A recent trend has been to seek the creation of a welfare fund through the collection of a levy from which medical benefits or pension provisions are made. Workers and management may contribute and attempt to set up tripartite boards for implementation of welfare benefits. In some states like Kerala a large number of such boards have already been set up to take care of welfare in different sectors of employment.Another contemporary effort is to provide an umbrella statute to take care of employment conditions and social welfare benefits for all unorganised sections. Common central legislation for all agricultural workers is also on the anvil. Many powers are vested in quasi-judicial authorities, labour courts, and magistrates’ courts. The power of review is in the High Courts and finally in the Supreme Court.
The general experience, with the occasional exception, is unbearable delay. Even where statutes prescribe reasonable time limits, they are not adhered to. Frustration with labour-related justice is heightened by these unlimited delays. A case of dismissal takes almost ten years for the labour court to decide and if the parties decide to seek judicial review in the higher courts there can be unlimited delay.
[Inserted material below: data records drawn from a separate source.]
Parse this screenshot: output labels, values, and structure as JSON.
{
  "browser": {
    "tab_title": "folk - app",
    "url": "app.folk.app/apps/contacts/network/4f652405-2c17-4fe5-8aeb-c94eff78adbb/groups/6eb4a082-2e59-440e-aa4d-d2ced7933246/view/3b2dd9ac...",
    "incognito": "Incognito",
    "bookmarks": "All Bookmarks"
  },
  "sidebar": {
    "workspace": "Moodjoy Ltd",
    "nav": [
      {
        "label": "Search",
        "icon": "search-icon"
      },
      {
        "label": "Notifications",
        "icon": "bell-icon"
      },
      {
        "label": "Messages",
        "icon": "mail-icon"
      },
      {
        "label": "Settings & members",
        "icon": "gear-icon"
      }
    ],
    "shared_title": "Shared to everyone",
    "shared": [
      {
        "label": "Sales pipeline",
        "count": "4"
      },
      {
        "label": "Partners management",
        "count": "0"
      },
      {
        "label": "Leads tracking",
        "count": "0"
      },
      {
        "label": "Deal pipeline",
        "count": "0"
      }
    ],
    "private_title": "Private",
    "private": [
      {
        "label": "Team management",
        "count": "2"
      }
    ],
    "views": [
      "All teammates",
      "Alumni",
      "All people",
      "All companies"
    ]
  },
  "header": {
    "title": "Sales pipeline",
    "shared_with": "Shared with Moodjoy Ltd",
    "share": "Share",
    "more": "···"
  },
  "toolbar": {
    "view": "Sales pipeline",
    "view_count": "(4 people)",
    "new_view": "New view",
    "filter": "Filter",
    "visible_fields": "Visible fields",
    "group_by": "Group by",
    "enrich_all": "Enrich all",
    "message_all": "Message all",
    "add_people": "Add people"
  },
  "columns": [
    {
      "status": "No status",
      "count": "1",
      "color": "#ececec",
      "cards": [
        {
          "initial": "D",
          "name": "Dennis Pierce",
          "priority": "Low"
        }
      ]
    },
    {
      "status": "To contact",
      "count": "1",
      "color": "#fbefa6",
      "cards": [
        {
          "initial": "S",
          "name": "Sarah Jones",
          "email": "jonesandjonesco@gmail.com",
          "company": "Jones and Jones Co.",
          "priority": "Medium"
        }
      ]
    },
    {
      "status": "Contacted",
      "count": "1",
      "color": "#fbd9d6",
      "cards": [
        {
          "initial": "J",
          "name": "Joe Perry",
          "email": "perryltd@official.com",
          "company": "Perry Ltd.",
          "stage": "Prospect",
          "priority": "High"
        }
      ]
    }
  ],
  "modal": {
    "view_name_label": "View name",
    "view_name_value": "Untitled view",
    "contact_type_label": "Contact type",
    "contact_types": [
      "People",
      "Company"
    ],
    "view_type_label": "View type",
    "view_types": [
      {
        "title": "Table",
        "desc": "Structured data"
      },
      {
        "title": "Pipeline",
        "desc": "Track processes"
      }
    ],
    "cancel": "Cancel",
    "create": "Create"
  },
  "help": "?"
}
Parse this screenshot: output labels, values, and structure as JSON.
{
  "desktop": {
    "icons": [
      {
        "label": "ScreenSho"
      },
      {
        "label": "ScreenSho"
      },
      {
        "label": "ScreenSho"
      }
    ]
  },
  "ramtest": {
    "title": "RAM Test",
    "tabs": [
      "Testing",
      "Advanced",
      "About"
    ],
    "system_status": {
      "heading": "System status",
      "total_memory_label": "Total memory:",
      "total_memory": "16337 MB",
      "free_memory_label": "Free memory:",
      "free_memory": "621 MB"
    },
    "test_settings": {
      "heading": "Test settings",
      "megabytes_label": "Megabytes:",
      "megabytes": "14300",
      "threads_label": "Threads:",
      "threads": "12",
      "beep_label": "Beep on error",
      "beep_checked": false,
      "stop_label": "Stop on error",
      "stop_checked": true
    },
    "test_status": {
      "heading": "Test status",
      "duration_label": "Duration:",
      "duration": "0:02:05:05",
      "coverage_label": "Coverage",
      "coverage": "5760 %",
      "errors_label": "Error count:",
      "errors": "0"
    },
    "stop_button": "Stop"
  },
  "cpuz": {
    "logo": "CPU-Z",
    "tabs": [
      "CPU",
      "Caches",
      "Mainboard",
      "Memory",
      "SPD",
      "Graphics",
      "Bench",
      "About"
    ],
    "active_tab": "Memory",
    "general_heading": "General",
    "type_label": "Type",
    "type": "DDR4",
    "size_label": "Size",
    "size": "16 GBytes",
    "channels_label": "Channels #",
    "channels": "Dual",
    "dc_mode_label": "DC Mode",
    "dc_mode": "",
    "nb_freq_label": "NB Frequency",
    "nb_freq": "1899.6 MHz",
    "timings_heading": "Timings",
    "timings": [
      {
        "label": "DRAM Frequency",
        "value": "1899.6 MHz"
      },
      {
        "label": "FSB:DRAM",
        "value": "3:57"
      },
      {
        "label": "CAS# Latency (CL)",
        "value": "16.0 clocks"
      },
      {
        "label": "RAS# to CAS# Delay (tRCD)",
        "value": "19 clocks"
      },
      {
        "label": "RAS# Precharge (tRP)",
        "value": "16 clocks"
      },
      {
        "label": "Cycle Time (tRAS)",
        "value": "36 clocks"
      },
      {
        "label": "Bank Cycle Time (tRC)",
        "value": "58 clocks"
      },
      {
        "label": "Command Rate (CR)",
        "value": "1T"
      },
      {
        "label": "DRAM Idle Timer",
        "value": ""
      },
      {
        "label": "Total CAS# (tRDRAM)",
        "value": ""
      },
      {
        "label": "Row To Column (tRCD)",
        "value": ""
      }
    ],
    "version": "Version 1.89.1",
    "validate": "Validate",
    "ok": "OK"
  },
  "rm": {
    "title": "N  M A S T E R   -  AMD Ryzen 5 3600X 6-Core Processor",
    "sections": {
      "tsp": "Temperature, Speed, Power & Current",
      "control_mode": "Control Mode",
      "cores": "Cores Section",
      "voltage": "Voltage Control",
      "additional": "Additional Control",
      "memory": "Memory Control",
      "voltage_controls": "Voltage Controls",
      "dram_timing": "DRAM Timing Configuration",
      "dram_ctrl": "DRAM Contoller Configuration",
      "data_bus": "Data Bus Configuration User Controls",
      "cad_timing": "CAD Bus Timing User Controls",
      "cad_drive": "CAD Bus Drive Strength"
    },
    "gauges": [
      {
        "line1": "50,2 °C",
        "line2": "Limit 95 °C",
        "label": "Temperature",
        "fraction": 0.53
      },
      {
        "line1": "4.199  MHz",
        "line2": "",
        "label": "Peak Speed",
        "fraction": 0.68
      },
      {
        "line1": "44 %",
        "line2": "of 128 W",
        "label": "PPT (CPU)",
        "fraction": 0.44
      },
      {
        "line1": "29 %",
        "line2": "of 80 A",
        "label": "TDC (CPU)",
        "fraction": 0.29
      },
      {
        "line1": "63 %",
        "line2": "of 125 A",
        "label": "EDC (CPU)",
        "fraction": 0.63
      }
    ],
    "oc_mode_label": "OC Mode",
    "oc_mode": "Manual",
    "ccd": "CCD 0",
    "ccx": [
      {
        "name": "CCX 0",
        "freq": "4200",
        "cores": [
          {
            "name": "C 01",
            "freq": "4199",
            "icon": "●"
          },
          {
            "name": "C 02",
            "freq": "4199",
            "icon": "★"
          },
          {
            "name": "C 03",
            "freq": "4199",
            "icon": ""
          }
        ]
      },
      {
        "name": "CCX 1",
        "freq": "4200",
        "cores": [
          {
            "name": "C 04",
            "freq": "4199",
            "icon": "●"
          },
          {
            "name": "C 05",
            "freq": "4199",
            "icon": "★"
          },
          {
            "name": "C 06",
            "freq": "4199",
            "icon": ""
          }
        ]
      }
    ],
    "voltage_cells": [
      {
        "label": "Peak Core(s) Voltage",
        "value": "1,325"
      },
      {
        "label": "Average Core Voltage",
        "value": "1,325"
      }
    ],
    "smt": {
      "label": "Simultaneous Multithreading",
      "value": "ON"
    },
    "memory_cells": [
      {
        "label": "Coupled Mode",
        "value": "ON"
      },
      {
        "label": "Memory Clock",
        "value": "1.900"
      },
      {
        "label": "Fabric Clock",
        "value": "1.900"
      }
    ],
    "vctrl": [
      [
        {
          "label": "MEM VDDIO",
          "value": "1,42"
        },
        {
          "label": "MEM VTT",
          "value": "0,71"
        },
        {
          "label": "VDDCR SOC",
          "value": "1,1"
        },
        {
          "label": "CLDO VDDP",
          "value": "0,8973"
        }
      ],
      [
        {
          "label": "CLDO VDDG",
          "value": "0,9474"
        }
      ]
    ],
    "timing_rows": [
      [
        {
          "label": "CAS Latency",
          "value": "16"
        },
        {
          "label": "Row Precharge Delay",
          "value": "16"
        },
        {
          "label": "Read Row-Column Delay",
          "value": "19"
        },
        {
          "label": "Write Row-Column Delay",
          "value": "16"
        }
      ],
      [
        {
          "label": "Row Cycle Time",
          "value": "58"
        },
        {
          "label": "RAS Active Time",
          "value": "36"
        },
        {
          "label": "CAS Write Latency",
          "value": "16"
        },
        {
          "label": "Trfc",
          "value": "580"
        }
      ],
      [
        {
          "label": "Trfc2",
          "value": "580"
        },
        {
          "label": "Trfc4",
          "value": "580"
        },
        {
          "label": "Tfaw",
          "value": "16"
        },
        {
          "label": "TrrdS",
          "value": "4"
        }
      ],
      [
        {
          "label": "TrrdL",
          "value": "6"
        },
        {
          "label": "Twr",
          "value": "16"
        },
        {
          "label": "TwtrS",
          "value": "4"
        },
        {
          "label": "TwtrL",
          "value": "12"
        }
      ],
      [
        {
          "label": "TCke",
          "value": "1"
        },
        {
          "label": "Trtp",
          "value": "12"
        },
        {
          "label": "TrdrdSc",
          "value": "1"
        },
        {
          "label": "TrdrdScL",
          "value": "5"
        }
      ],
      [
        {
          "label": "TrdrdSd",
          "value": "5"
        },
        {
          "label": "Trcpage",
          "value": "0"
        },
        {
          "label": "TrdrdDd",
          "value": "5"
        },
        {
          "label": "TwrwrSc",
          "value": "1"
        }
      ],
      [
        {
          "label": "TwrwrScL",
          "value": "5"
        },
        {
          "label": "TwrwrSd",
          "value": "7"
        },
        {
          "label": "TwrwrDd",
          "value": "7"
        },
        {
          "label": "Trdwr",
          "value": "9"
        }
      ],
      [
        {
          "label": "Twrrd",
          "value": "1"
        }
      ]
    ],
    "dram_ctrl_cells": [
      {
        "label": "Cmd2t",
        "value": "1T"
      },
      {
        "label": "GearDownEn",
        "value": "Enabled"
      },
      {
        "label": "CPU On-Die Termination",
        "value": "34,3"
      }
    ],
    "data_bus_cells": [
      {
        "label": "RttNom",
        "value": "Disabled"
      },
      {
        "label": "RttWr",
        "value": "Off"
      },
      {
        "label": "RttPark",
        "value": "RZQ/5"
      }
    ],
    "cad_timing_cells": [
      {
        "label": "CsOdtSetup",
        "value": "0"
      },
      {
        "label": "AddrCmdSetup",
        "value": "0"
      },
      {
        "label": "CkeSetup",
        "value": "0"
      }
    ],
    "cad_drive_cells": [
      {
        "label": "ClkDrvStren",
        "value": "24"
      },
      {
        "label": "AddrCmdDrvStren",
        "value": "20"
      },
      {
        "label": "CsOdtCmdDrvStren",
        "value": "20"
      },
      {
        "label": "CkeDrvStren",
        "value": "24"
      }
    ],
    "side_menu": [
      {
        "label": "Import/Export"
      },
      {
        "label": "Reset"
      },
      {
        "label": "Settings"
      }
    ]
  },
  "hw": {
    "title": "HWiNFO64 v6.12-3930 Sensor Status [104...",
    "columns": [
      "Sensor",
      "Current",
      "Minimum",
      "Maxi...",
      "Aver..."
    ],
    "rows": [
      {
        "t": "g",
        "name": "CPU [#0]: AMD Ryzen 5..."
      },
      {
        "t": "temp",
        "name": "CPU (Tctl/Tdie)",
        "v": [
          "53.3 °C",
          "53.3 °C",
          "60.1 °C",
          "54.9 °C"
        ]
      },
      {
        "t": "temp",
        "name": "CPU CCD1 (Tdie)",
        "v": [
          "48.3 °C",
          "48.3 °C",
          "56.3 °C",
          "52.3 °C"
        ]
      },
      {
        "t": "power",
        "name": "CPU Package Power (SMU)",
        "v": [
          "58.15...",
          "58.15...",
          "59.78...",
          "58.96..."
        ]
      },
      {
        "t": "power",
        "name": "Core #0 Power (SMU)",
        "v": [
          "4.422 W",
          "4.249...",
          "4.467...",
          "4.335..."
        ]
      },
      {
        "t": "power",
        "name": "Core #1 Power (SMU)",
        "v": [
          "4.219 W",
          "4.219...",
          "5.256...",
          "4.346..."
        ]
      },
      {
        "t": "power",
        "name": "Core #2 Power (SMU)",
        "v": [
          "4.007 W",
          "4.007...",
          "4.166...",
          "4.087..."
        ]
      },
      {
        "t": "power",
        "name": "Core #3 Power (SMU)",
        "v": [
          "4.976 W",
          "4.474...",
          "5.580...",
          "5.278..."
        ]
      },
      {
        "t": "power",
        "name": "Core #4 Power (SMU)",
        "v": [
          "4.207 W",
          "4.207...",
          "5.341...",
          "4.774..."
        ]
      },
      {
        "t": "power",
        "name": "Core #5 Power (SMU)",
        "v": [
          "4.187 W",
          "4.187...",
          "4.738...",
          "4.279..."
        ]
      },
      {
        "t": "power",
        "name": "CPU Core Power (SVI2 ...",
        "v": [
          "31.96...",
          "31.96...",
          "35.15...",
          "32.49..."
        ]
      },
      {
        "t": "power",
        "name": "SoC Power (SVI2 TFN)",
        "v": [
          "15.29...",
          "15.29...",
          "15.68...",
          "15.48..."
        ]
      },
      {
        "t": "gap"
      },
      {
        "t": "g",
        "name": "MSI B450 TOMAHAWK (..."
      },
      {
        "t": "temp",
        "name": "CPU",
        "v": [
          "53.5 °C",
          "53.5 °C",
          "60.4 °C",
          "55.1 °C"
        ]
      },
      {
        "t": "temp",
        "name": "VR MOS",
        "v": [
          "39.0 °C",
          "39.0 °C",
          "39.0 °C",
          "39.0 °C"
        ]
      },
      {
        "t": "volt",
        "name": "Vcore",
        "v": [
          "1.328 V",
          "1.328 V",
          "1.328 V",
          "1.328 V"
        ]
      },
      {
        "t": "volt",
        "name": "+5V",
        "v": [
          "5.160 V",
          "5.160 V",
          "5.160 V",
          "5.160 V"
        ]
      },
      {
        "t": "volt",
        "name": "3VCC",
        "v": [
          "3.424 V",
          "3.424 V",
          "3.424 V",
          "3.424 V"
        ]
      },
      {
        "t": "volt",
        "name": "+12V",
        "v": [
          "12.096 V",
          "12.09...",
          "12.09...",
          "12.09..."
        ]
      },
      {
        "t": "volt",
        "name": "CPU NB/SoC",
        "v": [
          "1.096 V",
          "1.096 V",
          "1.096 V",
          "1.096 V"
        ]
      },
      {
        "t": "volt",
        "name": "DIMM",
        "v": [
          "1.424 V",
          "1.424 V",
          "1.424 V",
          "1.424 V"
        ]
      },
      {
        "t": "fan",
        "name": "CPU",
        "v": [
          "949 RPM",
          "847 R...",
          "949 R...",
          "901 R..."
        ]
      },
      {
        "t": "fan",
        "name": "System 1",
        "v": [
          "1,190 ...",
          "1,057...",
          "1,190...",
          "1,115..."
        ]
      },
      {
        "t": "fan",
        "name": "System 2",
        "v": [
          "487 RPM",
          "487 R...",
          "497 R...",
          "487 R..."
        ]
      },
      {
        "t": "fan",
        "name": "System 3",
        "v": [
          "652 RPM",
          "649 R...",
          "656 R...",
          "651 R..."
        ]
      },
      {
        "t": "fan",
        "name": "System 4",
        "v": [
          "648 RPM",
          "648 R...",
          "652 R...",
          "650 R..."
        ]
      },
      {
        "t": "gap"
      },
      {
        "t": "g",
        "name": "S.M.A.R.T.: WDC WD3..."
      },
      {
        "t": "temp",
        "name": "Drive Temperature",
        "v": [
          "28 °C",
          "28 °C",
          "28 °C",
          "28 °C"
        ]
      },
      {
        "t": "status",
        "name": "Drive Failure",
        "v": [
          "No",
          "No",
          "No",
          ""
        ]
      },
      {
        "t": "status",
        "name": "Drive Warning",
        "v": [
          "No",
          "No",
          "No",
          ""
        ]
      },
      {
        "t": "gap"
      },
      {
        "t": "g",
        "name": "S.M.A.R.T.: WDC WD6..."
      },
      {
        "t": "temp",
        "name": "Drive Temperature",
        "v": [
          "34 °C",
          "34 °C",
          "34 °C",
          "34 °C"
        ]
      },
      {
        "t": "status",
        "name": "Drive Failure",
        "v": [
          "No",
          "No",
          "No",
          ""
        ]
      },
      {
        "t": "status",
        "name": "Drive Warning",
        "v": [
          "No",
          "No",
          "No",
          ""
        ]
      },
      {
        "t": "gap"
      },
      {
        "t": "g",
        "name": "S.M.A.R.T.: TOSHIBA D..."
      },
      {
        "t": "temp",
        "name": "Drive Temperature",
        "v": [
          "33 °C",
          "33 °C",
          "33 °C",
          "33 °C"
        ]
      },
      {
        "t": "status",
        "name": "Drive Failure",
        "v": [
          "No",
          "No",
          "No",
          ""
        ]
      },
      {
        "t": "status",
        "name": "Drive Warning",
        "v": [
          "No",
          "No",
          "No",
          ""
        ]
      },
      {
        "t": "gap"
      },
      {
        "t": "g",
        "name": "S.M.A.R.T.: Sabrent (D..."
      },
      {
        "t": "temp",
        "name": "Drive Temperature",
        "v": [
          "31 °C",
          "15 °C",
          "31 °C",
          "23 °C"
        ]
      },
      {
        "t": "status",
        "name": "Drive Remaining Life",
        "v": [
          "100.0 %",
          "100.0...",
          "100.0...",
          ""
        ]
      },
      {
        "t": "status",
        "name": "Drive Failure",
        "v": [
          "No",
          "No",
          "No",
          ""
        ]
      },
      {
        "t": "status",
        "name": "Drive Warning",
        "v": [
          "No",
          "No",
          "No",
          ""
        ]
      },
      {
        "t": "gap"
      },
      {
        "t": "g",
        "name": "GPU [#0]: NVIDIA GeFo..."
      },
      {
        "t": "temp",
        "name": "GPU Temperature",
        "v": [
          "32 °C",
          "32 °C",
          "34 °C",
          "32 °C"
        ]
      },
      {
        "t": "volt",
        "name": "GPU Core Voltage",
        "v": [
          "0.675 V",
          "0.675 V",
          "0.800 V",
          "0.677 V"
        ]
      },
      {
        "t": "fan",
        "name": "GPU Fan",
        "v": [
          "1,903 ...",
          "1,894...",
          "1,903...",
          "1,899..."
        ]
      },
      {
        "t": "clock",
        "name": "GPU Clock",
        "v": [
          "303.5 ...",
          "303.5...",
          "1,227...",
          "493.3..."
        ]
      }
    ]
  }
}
For the unorganised sector a renewed attempt to focus on the core labour standard identified by the ILO in its Declaration on Fundamental Rights at Work would still be worthwhile, especially if we take steps to ensure the implementation of the first of those core labour standards namely the freedom of association and the right to collective bargaining. It is only through the organisation of potential beneficiaries that we can hope for some benefits at least to percolate down into the hands of the needy.